In the book the term ‘decolonisation’ is used for the change of the judicial personnel from British to Indian. The reader would also be curious about any ideological shift, unless it is the case that there was none. Considering Jinnah’s stature in the Bombay bar, the reader is avid for some reference to the effect of Partition. The final chapter of the book, its ‘Conclusion’ attempts a generalisation, but could have been sharper. Though Hindu dissension on matters of social justice and women’s rights finds a quick mention (Ranade’s decision in the Rukhmabai that so irked Tilak), perhaps Abhinav Chandrachud’s next book will deal more with the effect of the fraught forties on this historic court.
The bibliography and the author’s visit to seventy or more libraries is impressive. A bit of humour would not have come amiss, in this extremely cogent, neatly woven and detail-rich account of the Bombay High Court.
Abhinav Chandrachud refers to Gillian Buckee’s 1972 thesis paper ‘An Examination of the Development and Structure of the Legal Profession at Allahabad 1866–1935’. Although her focus is the Allahabad High Court, she has looked at the coloniser’s general reasons for setting up a higher judiciary for India. The Montagu Chemsford Reforms of 1917 had the declared object of raising the standard of Indian lawyers, as a move towards self-government. In other words, politicisation was inherent in legal education itself.

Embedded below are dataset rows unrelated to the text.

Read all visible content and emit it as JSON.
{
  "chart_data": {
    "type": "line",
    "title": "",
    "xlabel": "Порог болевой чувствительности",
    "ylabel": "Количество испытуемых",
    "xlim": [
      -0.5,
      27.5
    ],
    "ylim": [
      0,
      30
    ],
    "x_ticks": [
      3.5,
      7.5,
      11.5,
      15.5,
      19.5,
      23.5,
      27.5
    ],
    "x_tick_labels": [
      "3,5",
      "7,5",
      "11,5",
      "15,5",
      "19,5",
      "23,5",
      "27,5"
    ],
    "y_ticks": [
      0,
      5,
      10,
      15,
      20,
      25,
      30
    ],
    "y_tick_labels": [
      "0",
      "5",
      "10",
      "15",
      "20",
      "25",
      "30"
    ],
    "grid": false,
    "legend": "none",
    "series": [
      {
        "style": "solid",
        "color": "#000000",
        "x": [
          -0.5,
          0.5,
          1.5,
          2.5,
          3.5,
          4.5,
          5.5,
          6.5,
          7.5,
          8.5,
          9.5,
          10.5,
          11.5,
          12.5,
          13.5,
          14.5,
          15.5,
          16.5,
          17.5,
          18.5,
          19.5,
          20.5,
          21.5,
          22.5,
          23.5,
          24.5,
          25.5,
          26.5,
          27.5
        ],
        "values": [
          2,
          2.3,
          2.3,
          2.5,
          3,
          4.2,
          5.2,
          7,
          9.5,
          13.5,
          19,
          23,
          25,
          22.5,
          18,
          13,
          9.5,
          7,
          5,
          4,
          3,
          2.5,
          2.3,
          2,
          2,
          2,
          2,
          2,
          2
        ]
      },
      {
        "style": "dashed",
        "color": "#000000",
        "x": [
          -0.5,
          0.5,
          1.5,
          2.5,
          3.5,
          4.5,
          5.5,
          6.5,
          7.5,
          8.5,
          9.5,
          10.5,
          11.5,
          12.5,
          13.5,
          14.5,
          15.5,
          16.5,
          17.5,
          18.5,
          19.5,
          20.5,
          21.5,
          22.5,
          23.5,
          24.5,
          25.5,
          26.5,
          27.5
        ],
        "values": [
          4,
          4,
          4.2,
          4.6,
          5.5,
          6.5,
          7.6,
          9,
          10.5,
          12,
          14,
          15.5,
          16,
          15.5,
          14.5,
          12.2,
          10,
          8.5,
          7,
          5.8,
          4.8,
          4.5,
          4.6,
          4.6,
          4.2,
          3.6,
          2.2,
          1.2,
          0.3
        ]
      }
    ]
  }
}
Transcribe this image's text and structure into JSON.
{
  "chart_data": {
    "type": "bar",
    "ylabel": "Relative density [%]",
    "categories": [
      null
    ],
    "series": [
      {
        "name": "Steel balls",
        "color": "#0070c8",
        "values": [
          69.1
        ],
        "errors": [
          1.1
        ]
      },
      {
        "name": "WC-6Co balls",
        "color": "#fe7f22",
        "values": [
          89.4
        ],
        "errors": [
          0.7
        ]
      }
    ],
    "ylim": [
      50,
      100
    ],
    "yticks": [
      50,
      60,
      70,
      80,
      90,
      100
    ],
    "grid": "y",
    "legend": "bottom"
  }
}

So many important leaders of India’s freedom movement were lawyers—Jinnah, the Nehru father and son, Patel and Gandhi himself. Chandrachud does mention that Chief Justice Beaumont was furious when Motilal Setalvad quit as Advocate General to join the Quit India movement. Whether there was a more organic connection between the practice of law and nationalist consciousness, or at least whether political discourse led to liberal values in the judiciary is a point that will intrigue the reader.
Having mentioned liberal values, I shall end with a lovely quote included in the book, from C.J. Beaumont written in 1940 to the Prime Minister of Bombay B.G. Kher on prohibition. It speaks to so many concerns, present and past:
I have seen so much, during my life, of the evils of drink that I am whole-heartedly in favour of curtailing its consumption. But I am also a great believer in the virtues of liberty. To my mind, the proper way to tackle the drink question is to reduce the opportunities of obtaining alcohol and to provide counter attractions. If the Toddy booth and the Public House are to be abolished, it is necessary to provide something more attractive for the working man in his leisure time. You can’t make people moral by an Act of Parliament and if you can, it is a morality not worth having. To induce people not to elect to drink is surely so much better and more worthwhile than crudely using the power of the Government to force them to refrain from doing what they want to do. I am really telling you that non-violent methods are better than violent! Violence is none the less violence because sanctioned by law’.